Accurately identifying the causal gene—the root cause variable—at the origin of the pathogenic cascade in monogenic disorders remains challenging when the underlying causal order is unknown. Method: We address this under a linear structural equation model (SEM) with unknown causal ordering, leveraging only one interventional dataset and multiple observational datasets. Our approach introduces a theoretical framework grounded in permutation invariance and Cholesky decomposition, enabling robust estimation via permutation testing and high-dimensional statistical inference. Contribution/Results: We establish, for the first time without auxiliary assumptions (e.g., non-Gaussian noise, specific functional forms, or sparsity), the strict identifiability of the root cause. This overcomes the fundamental limitation of conventional methods that fail under unknown causal order and extends naturally to high-dimensional settings. Extensive simulations confirm its robustness and statistical power. On real gene expression data, our method successfully recovers multiple known disease-causing genes, demonstrating strong biological validity.

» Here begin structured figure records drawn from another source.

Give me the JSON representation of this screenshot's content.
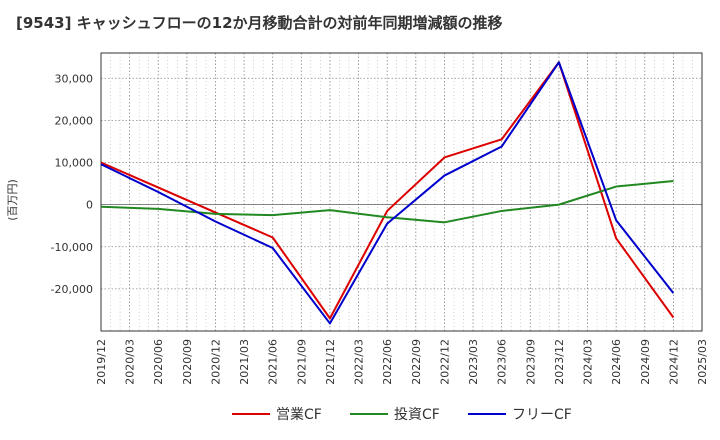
{
  "chart_data": {
    "type": "line",
    "title": "[9543]  キャッシュフローの12か月移動合計の対前年同期増減額の推移",
    "ylabel": "(百万円)",
    "xlabel": "",
    "ylim": [
      -30000,
      36000
    ],
    "yticks": [
      30000,
      20000,
      10000,
      0,
      -10000,
      -20000
    ],
    "ytick_labels": [
      "30,000",
      "20,000",
      "10,000",
      "0",
      "-10,000",
      "-20,000"
    ],
    "xlim": [
      "2019/12",
      "2025/03"
    ],
    "x": [
      "2019/12",
      "2020/03",
      "2020/06",
      "2020/09",
      "2020/12",
      "2021/03",
      "2021/06",
      "2021/09",
      "2021/12",
      "2022/03",
      "2022/06",
      "2022/09",
      "2022/12",
      "2023/03",
      "2023/06",
      "2023/09",
      "2023/12",
      "2024/03",
      "2024/06",
      "2024/09",
      "2024/12",
      "2025/03"
    ],
    "grid": true,
    "legend_position": "bottom",
    "series": [
      {
        "name": "営業CF",
        "color": "#dd0000",
        "points": [
          [
            "2019/12",
            10000
          ],
          [
            "2021/06",
            -7800
          ],
          [
            "2021/12",
            -27000
          ],
          [
            "2022/06",
            -1500
          ],
          [
            "2022/12",
            11200
          ],
          [
            "2023/06",
            15500
          ],
          [
            "2023/12",
            33800
          ],
          [
            "2024/06",
            -8000
          ],
          [
            "2024/12",
            -26800
          ]
        ]
      },
      {
        "name": "投資CF",
        "color": "#228822",
        "points": [
          [
            "2019/12",
            -500
          ],
          [
            "2020/06",
            -1000
          ],
          [
            "2020/12",
            -2200
          ],
          [
            "2021/06",
            -2500
          ],
          [
            "2021/12",
            -1300
          ],
          [
            "2022/06",
            -3000
          ],
          [
            "2022/12",
            -4200
          ],
          [
            "2023/06",
            -1500
          ],
          [
            "2023/12",
            0
          ],
          [
            "2024/06",
            4300
          ],
          [
            "2024/12",
            5600
          ]
        ]
      },
      {
        "name": "フリーCF",
        "color": "#0000cc",
        "points": [
          [
            "2019/12",
            9600
          ],
          [
            "2020/06",
            3000
          ],
          [
            "2020/12",
            -4000
          ],
          [
            "2021/06",
            -10300
          ],
          [
            "2021/12",
            -28200
          ],
          [
            "2022/06",
            -4500
          ],
          [
            "2022/12",
            6900
          ],
          [
            "2023/06",
            13800
          ],
          [
            "2023/12",
            33800
          ],
          [
            "2024/06",
            -3700
          ],
          [
            "2024/12",
            -21000
          ]
        ]
      }
    ]
  }
}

This work is motivated by the following problem: Can we identify the disease-causing gene in a patient affected by a monogenic disorder? This problem is an instance of root cause discovery. In particular, we aim to identify the intervened variable in one interventional sample using a set of observational samples as reference. We consider a linear structural equation model where the causal ordering is unknown. We begin by examining a simple method that uses squared z-scores and characterize the conditions under which this method succeeds and fails, showing that it generally cannot identify the root cause. We then prove, without additional assumptions, that the root cause is identifiable even if the causal ordering is not. Two key ingredients of this identifiability result are the use of permutations and the Cholesky decomposition, which allow us to exploit an invariant property across different permutations to discover the root cause. Furthermore, we characterize permutations that yield the correct root cause and, based on this, propose a valid method for root cause discovery. We also adapt this approach to high-dimensional settings. Finally, we evaluate the performance of our methods through simulations and apply the high-dimensional method to discover disease-causing genes in the gene expression dataset that motivates this work.